Vicdani kanının oluştuğu duruşma sürecini yansıtan tutanaklar, belgeler ve gerekçe içeriğine göre yapılan incelemede;
Davanın dayanağını oluşturan suç tutanağına ve bilirkişi raporlarına göre suça konu krom madeni sahasında işletme izni sınırları dışına taşılarak 51.336 m2 ormanlık alanın işgal edilmesi, işletme ruhsatına sahip şirket yetkilisi sanığın savunmasında bahse konu maden ocağında 22.10.2008 yılında arama ruhsatı, 15.12.2011 tarihinde işletme ruhsatı aldığını, çalışma yapmadan 07/03/2010 tarihinde … isimli firma adına … isimli şahısla orman izinlerinin ve işletme ruhsatının alınması ile yürürlüğe giren 3 yıllık rödövans sözleşmesi imzaladığını, aşım yapılması konusunda kusurunun ve bilgisinin bulunmadığını beyan etmesi, … isimli şahsın vefat etmesi nedeniyle hakkında kovuşturmaya yer olmadığına dair karar verilmesi, bahsi geçen taraflar arasında düzenlenmiş rödövans sözleşmesinin dosyaya sunulması, 21.04.2013 tarihli kolluk araştırma tutanakları ile maden ocağının ve ruhsat sahibi şirketin bahse konu yerde 1,5 yıldır faaliyet göstermediği gibi suç tutanağının 13/03/2013 tarihinde düzenlenmesi karşısında rödovans sözleşmesi, maden işletme hakkı (ruhsat) sahibinin belirli süreliğine işletme hakkını devretmeyi taahhüt ettiği, devralanın da bunun karşılığında belirli miktarda üretim yapmayı ve ürettiğinden yıllık belirlenen miktar üzerinden rödovans bedelini ödemeyi taahhüt ettiği bir sözleşme olup 24.12.2010 tarihli Resmi Gazete’de yayımlanarak yürürlüğe giren 5995 sayılı Kanun ile 3213 sayılı Maden Kanununa eklenen Ek 7. maddesinin “Maden ruhsat sahiplerinin, ruhsat sahalarının bir kısmında veya tamamında üçüncü kişilerle yapmış oldukları rödövans sözleşmelerinde, bu alanlarda yapılacak madencilik faaliyetlerinden doğacak İş Kanunu, iş sağlığı ve güvenliği ile ilgili idari, mali ve hukuki sorumluluklar rödövansçıya aittir.

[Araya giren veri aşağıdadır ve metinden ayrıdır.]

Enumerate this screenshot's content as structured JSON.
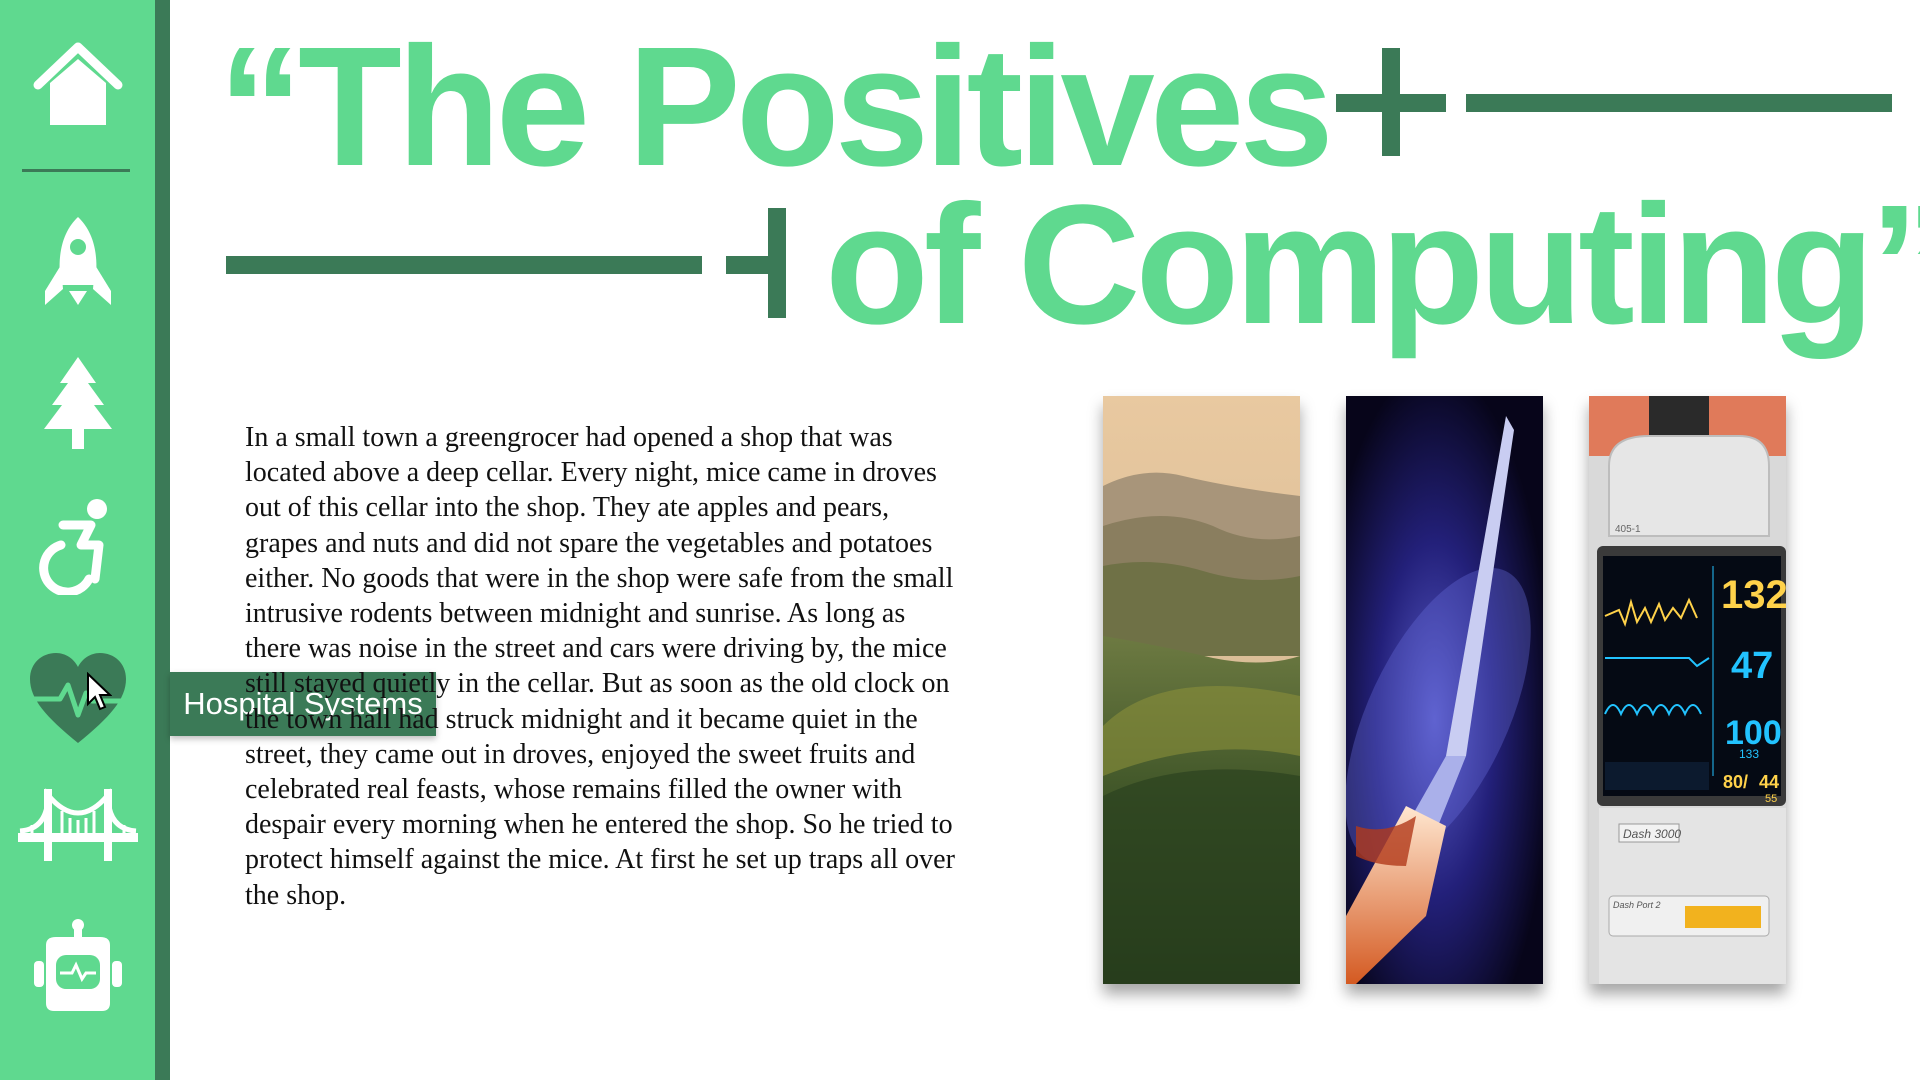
{
  "sidebar": {
    "items": [
      {
        "icon": "home-icon",
        "name": "home"
      },
      {
        "icon": "rocket-icon",
        "name": "rocket"
      },
      {
        "icon": "tree-icon",
        "name": "tree"
      },
      {
        "icon": "accessibility-icon",
        "name": "accessibility"
      },
      {
        "icon": "heart-pulse-icon",
        "name": "hospital-systems"
      },
      {
        "icon": "bridge-icon",
        "name": "bridge"
      },
      {
        "icon": "robot-icon",
        "name": "robot"
      }
    ],
    "tooltip": "Hospital Systems"
  },
  "title": {
    "line1": "“The Positives",
    "line2": "of Computing”"
  },
  "paragraph": "In a small town a greengrocer had opened a shop that was located above a deep cellar. Every night, mice came in droves out of this cellar into the shop. They ate apples and pears, grapes and nuts and did not spare the vegetables and potatoes either. No goods that were in the shop were safe from the small intrusive rodents between midnight and sunrise. As long as there was noise in the street and cars were driving by, the mice still stayed quietly in the cellar. But as soon as the old clock on the town hall had struck midnight and it became quiet in the street, they came out in droves, enjoyed the sweet fruits and celebrated real feasts, whose remains filled the owner with despair every morning when he entered the shop. So he tried to protect himself against the mice. At first he set up traps all over the shop.",
  "images": {
    "monitor": {
      "readings": [
        "132",
        "47",
        "100",
        "133",
        "80/",
        "44",
        "55"
      ],
      "device_label": "Dash 3000",
      "tag_label": "405-1",
      "sticker_label": "Dash Port 2"
    }
  },
  "colors": {
    "accent": "#5fd98f",
    "dark_green": "#3b7a57",
    "text": "#111111",
    "background": "#ffffff"
  }
}
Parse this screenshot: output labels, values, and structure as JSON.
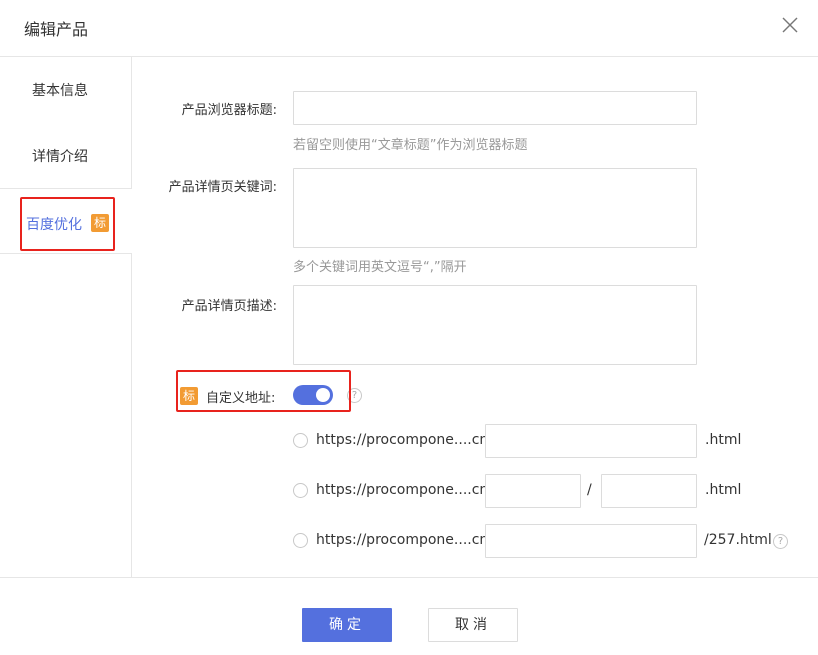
{
  "dialog": {
    "title": "编辑产品"
  },
  "sidebar": {
    "items": [
      {
        "label": "基本信息"
      },
      {
        "label": "详情介绍"
      },
      {
        "label": "百度优化",
        "badge": "标"
      }
    ]
  },
  "form": {
    "browser_title": {
      "label": "产品浏览器标题:",
      "value": "",
      "hint": "若留空则使用“文章标题”作为浏览器标题"
    },
    "keywords": {
      "label": "产品详情页关键词:",
      "value": "",
      "hint": "多个关键词用英文逗号“,”隔开"
    },
    "description": {
      "label": "产品详情页描述:",
      "value": ""
    },
    "custom_url": {
      "badge": "标",
      "label": "自定义地址:",
      "enabled": true,
      "help": "?"
    },
    "url_options": [
      {
        "prefix": "https://procompone....cn/",
        "value": "",
        "suffix": ".html"
      },
      {
        "prefix": "https://procompone....cn/",
        "value1": "",
        "separator": "/",
        "value2": "",
        "suffix": ".html"
      },
      {
        "prefix": "https://procompone....cn/",
        "value": "",
        "suffix": "/257.html",
        "help": "?"
      }
    ]
  },
  "footer": {
    "confirm_label": "确定",
    "cancel_label": "取消"
  },
  "colors": {
    "accent": "#5470de",
    "badge": "#f29b33",
    "highlight": "#e8231d"
  }
}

Ancak bu durum ruhsat sahibinin Maden Kanunundan doğan sorumluluklarını ortadan kaldırmaz.” biçimindeki amir hükmü, Maden Kanuna göre ruhsat sahibinin, rödovans verene, maden sahasında maden işletmesi için gerekli ortamı sağlamak borcu dışında denetim ve gözetim yükümlülüğünün bulunmadığı, “cezaların şahsiliği” prensibi gözetildiğinde orman alanına posa dökülmesi ve kazı yapılması şeklinde gerçekleşen eyleme sanığın doğrudan yada talimat vererek katıldığına ilişkin iddia dışında başkaca delil elde edilemediği nazara alınarak sanık hakkında beraat kararı verilmesi gerekirken yerinde görülmeyen gerekçeyle mahkumiyet kararı verilmesi,
Kabule göre;
Kasıtlı suçtan hapis cezasına mahkumiyetin kanuni sonucu olarak sanık hakkında 5237 sayılı TCK’nun 53. maddesi uyarınca hak yoksunluklarına hükmedilmiş ise de, 24.11.2015 tarih ve 29542 sayılı Resmi Gazete’de yayımlanan Anayasa Mahkemesinin 08.10.2015 tarih ve 2014/140 E., 2015/85 K. sayılı kararı ile anılan maddenin bazı hükümlerinin iptal edilmiş olması nedeniyle yeniden değerlendirme yapılması zorunluluğu,
Bozmayı gerektirmiş ve sanık müdafiinin temyiz nedenleri bu itibarla yerinde görüldüğünden tebliğnameye aykırı olarak, HÜKMÜN 5320 sayılı Kanun’un 8/1. maddesi gereğince uygulanması gereken 1412 sayılı CMUK’nun 321. maddesi uyarınca BOZULMASINA, yargılamanın bozma öncesi aşamadan başlayarak sürdürülüp sonuçlandırılmak üzere dosyanın mahkemesine gönderilmesine, 19/12/2018 tarihinde oy birliğiyle karar verildi.